Whispered from rusted windchimes and the bottom of a dented chili can.
♈ Aries – A raccoon may offer you a trade today. Accept it, even if it’s for a soggy matchbook—it holds meaning you won’t understand until the next thunderstorm.
♉ Taurus – Someone’s secrets are leaking through their coat seams. Keep your ears open near trash fires. The truth crackles better than kindling.
♊ Gemini – You’ll find a fork in the road. Literally. Pick it up. It’s got history—and possibly mustard-based wisdom.
♋ Cancer – You’ll feel a pull toward a forgotten lot with three traffic cones arranged like a shrine. Follow it. The spirits have been waiting.
♌ Leo – You’re not the leader today. A squirrel with a limp and an attitude is. Step back and let nature run the meeting.
♍ Virgo – Someone is lying about their soup can count. Call them out gently—with interpretive gestures and a respectful honk.
♎ Libra – Balance won’t come from meditation today, but from standing on a one-legged stool and yelling into a mailbox. You’ll feel it click.
♏ Scorpio – Your shadows are louder than usual. Don’t panic. Just keep a harmonica handy and play every time they hiss.
♐ Sagittarius – A mysterious note scribbled on a paper plate will arrive. Read it aloud to a bird. You’ll both benefit.
♑ Capricorn – Today’s omen: a pack of dogs all looking in the same direction. Look there too—but bring snacks.
♒ Aquarius – The rain speaks riddles today. Walk barefoot. The mud is a translator.
♓ Pisces – You’ll see a ghost in the window of an abandoned barbershop. Nod politely. You’ve met in a past can fire.
🪵 Interpreting Squirrel Authority
A field guide to survival in nut-based power structures.
In the strange yet structured wilderness of urban alleys, forgotten parks, and the sacred trash zones, squirrels operate on a rigid—if baffling—hierarchy. Recognizing their signs of authority may mean the difference between receiving a sacred acorn… or a tactical pinecone strike.
🐿️ 1. Tail Language is Law
- One flick = curiosity
- Two flicks = warning
- Three or more flicks = you are now under judgment
- Tail fully extended and vibrating = the squirrel is either invoking ancient laws or trying to intimidate a bird. Either way: back off.

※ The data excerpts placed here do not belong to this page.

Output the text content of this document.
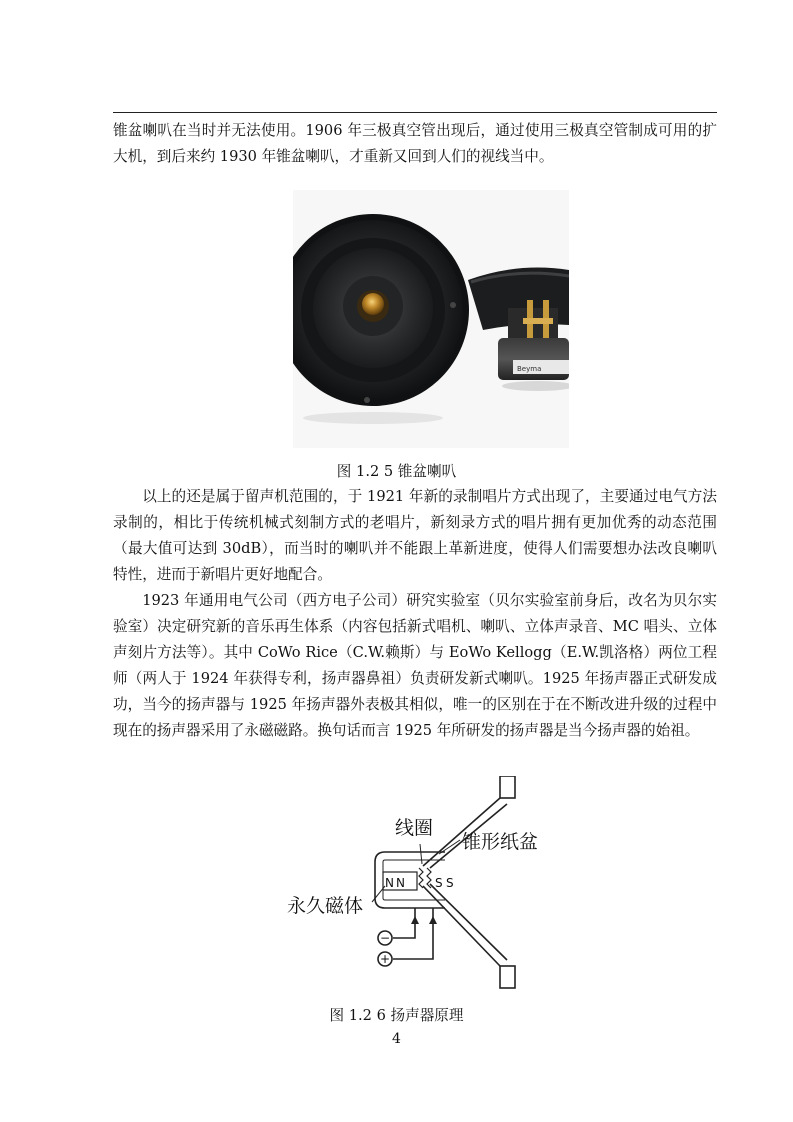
锥盆喇叭在当时并无法使用。1906 年三极真空管出现后，通过使用三极真空管制成可用的扩大机，到后来约 1930 年锥盆喇叭，才重新又回到人们的视线当中。

Beyma
图 1.2 5 锥盆喇叭

以上的还是属于留声机范围的，于 1921 年新的录制唱片方式出现了，主要通过电气方法录制的，相比于传统机械式刻制方式的老唱片，新刻录方式的唱片拥有更加优秀的动态范围（最大值可达到 30dB），而当时的喇叭并不能跟上革新进度，使得人们需要想办法改良喇叭特性，进而于新唱片更好地配合。

1923 年通用电气公司（西方电子公司）研究实验室（贝尔实验室前身后，改名为贝尔实验室）决定研究新的音乐再生体系（内容包括新式唱机、喇叭、立体声录音、MC 唱头、立体声刻片方法等）。其中 CoWo Rice（C.W.赖斯）与 EoWo Kellogg（E.W.凯洛格）两位工程师（两人于 1924 年获得专利，扬声器鼻祖）负责研发新式喇叭。1925 年扬声器正式研发成功，当今的扬声器与 1925 年扬声器外表极其相似，唯一的区别在于在不断改进升级的过程中现在的扬声器采用了永磁磁路。换句话而言 1925 年所研发的扬声器是当今扬声器的始祖。

线圈
锥形纸盆
永久磁体
N N	S S
−
+
图 1.2 6 扬声器原理
4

🎩 2. Accessories Denote Rank
A squirrel wearing any kind of found item (paperclip necklace, gum wrapper cape, button shield) is not to be trifled with. These are Wrought Ones—high-ranking squirrels who’ve survived winter politics and bear tokens of their trials.
🥜 3. Gift Protocols
If a squirrel leaves you an offering (half a peanut, a cigarette butt arranged in a rune, a soggy berry), accept it solemnly. You are being invited into the Outer Trust Ring. Do not laugh. Ever.
📜 4. Trial by Acrobatics
Disputes are sometimes settled through death-defying tree maneuvers. Do not interrupt. If you witness this, you are now an accidental juror. Nod three times, then walk away backwards.
🪙 5. The Council of the Cracked Branch
Once a year (or whenever the moon smells funny), high squirrel authorities gather on a precarious limb to declare mandates. If you see them in session, offer no eye contact. Instead, sit nearby, unwrap a candy slowly, and let the crinkle carry your respect.
🧾 Final Advice:
You don’t command squirrel authority. You recognize it, honor it, and—when necessary—pay homage in the form of granola bar crumbs and whispered poetry about trees.